Sure, Pedro Alvarez is coming alive, and the rest of the top six are, at worst, near expectations. But here's the rub: The No. 7 spot in the order is batting .179, which ranks 28th of 30 teams. And the No. 8 spot is batting .167, which is dead last and, tellingly, tied to the decimal point with the Pirates' No. 9 spot.

That's entire innings being forfeited at a time.

And that falls almost entirely on Barajas and Barmes.

As Clint Hurdle adroitly put it, “We need to be able to score runs from anywhere in the lineup. Obviously, we've had challenges at 7 and 8. We've got two experienced guys who've fared better. They understand. They're not happy. They know we've got to improve.”

Better believe they know it.

These guys aren't Jeromy Burnitz. They're not the type to casually collect their retirement checks and call it a career. I can tell you — and those who booed — from my interviews with these two players and their teammates and coaches that they are tireless workers trying everything to get right.

Barmes, off to a .159 start, is in the batting cage so often he'll soon seek naming rights.

“If that were the ticket to getting hits,” he said, “I think I'd be doing pretty well right now.”

As it is ...

“The bottom of the lineup comes up a lot of times with a chance to do something, and ... hey, I fall right into that. I haven't done my part.”

Barajas' approach has been little different, except that he's also had to stay upbeat while working with the pitchers.

“I guarantee you, as much as this is driving me crazy, I don't think the guys see it,” he said. “They have no idea how much I want to do better, how unhappy I am with where I'm at. But I've got to put on that face.”

None of us can know if Barajas' moment will be more than exactly that. But I do feel richly confident in predicting that their biggest fan all summer will be one Neal Huntington.

Remember, these were his top position players acquired in free agency this past winter: Barajas for a year at $4 million, Barmes for two years and $10 million.

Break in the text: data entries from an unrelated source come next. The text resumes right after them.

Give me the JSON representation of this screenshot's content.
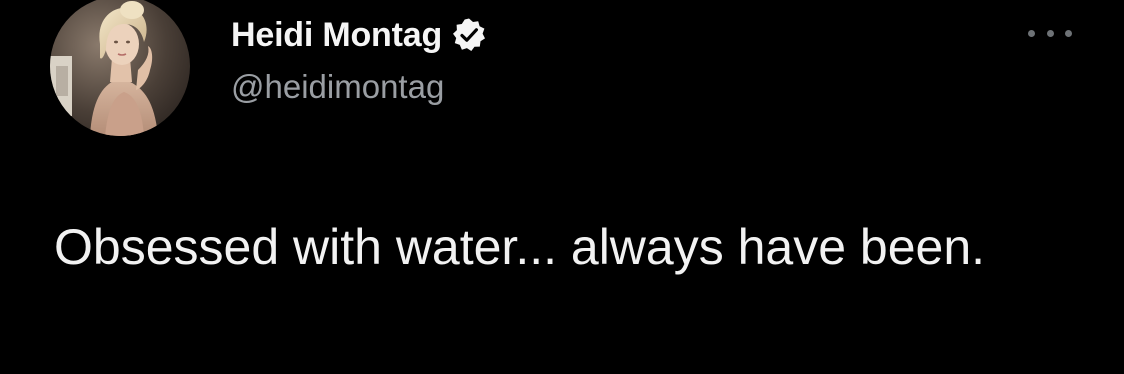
{
  "tweet": {
    "author": {
      "display_name": "Heidi Montag",
      "handle": "@heidimontag",
      "verified": true,
      "avatar_icon": "profile-photo"
    },
    "more_icon": "more-horizontal-icon",
    "text": "Obsessed with water... always have been."
  },
  "colors": {
    "background": "#000000",
    "name": "#f5f5f5",
    "handle": "#9a9ea3",
    "body_text": "#f2f2f2",
    "verified_badge": "#f5f5f5"
  }
}
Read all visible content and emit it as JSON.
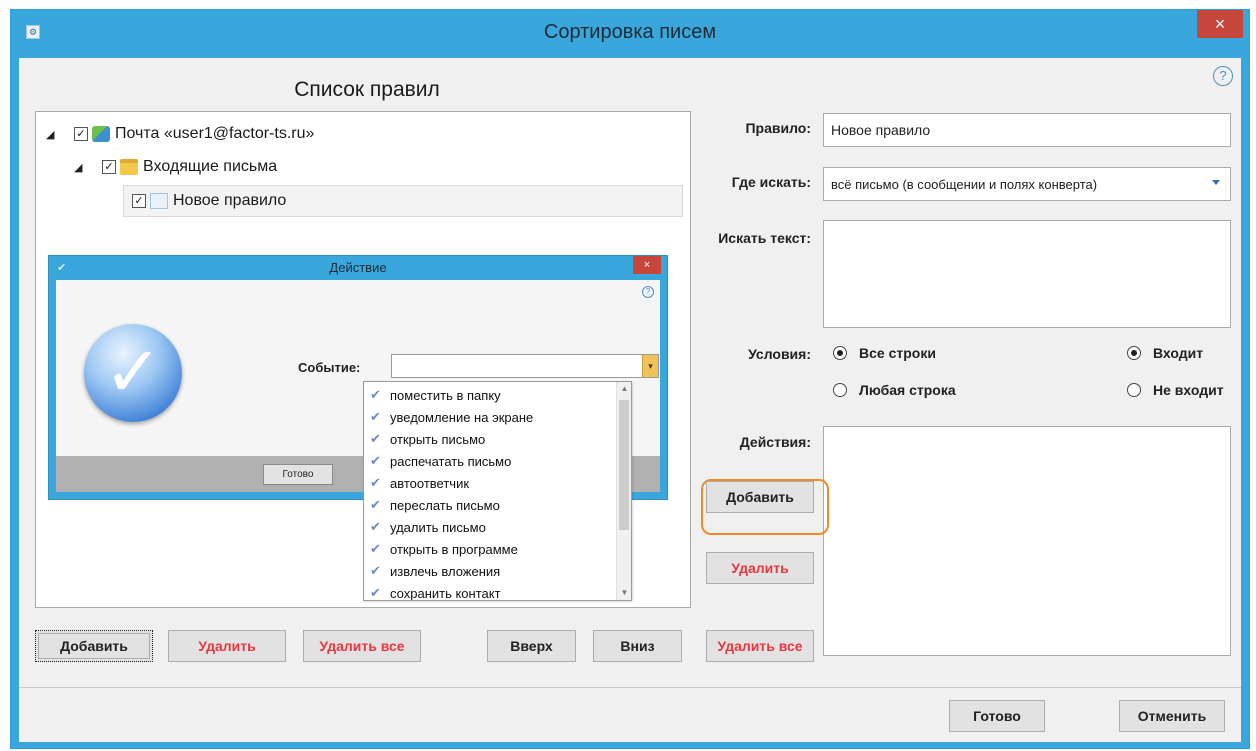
{
  "window": {
    "title": "Сортировка писем",
    "close": "×"
  },
  "help": "?",
  "rules": {
    "title": "Список правил",
    "tree": {
      "account": "Почта «user1@factor-ts.ru»",
      "folder": "Входящие письма",
      "rule": "Новое правило"
    },
    "buttons": {
      "add": "Добавить",
      "delete": "Удалить",
      "delete_all": "Удалить все",
      "up": "Вверх",
      "down": "Вниз"
    }
  },
  "action_dialog": {
    "title": "Действие",
    "close": "×",
    "help": "?",
    "event_label": "Событие:",
    "event_value": "",
    "ok": "Готово",
    "options": [
      "поместить в папку",
      "уведомление на экране",
      "открыть письмо",
      "распечатать письмо",
      "автоответчик",
      "переслать письмо",
      "удалить письмо",
      "открыть в программе",
      "извлечь вложения",
      "сохранить контакт"
    ]
  },
  "form": {
    "rule_label": "Правило:",
    "rule_value": "Новое правило",
    "where_label": "Где искать:",
    "where_value": "всё письмо (в сообщении и полях конверта)",
    "search_label": "Искать текст:",
    "search_value": "",
    "conditions_label": "Условия:",
    "cond_all": "Все строки",
    "cond_any": "Любая строка",
    "cond_contains": "Входит",
    "cond_not_contains": "Не входит",
    "actions_label": "Действия:",
    "actions_add": "Добавить",
    "actions_delete": "Удалить",
    "actions_delete_all": "Удалить все"
  },
  "footer": {
    "ok": "Готово",
    "cancel": "Отменить"
  },
  "colors": {
    "titlebar": "#3aa7dc",
    "close": "#c7463b",
    "danger": "#e8383d",
    "highlight": "#f08a2a"
  }
}
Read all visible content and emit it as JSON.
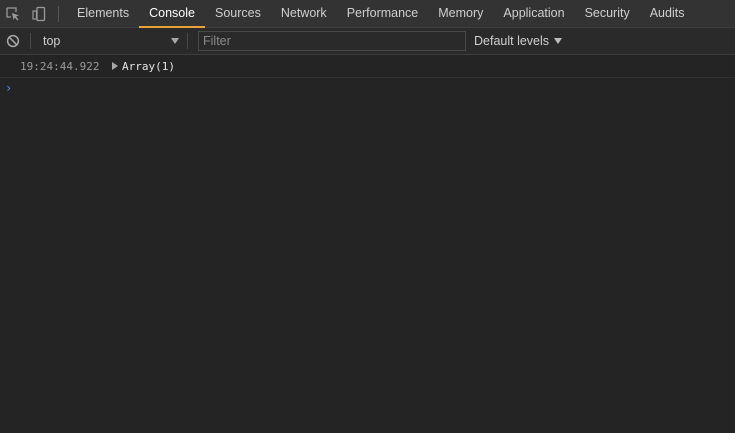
{
  "tabbar": {
    "tabs": [
      {
        "label": "Elements"
      },
      {
        "label": "Console"
      },
      {
        "label": "Sources"
      },
      {
        "label": "Network"
      },
      {
        "label": "Performance"
      },
      {
        "label": "Memory"
      },
      {
        "label": "Application"
      },
      {
        "label": "Security"
      },
      {
        "label": "Audits"
      }
    ],
    "active_tab": "Console",
    "icons": [
      "inspect-element-icon",
      "device-toolbar-icon"
    ],
    "accent_color": "#e8a23a"
  },
  "toolbar": {
    "clear_icon": "clear-console-icon",
    "context": "top",
    "filter_placeholder": "Filter",
    "levels_label": "Default levels"
  },
  "console": {
    "entries": [
      {
        "timestamp": "19:24:44.922",
        "preview": "Array(1)"
      }
    ],
    "prompt_symbol": "›",
    "prompt_color": "#4d90fe"
  }
}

Recite with me the list of Huntington's free-agent hitting flops: Ramon Vazquez. Chris Gomez. Ryan Church. Bobby Crosby. Eric Hinske. Lyle Overbay. Matt Diaz. Go ahead and count Aki Iwamura, too. His rights were acquired from Tampa Bay as part of an agreement to sign him the same day.

Those eight, plus Barajas, Barmes and the .211 return of Nate McLouth, are all of the outside hitters Huntington has signed on major league terms.

The 11 players' combined contribution over 1,735 at-bats in Pittsburgh: .223 average, 20 home runs, 150 RBI. That's a home run a month, basically.

Their combined cost: $30.35 million, including $7.13 million in buyouts or assumed cost to get rid of Vazquez, Iwamura, Overbay, Hinske and Diaz.

Wasting even more money and more at-bats ... well, let's see what Barajas' blast brings.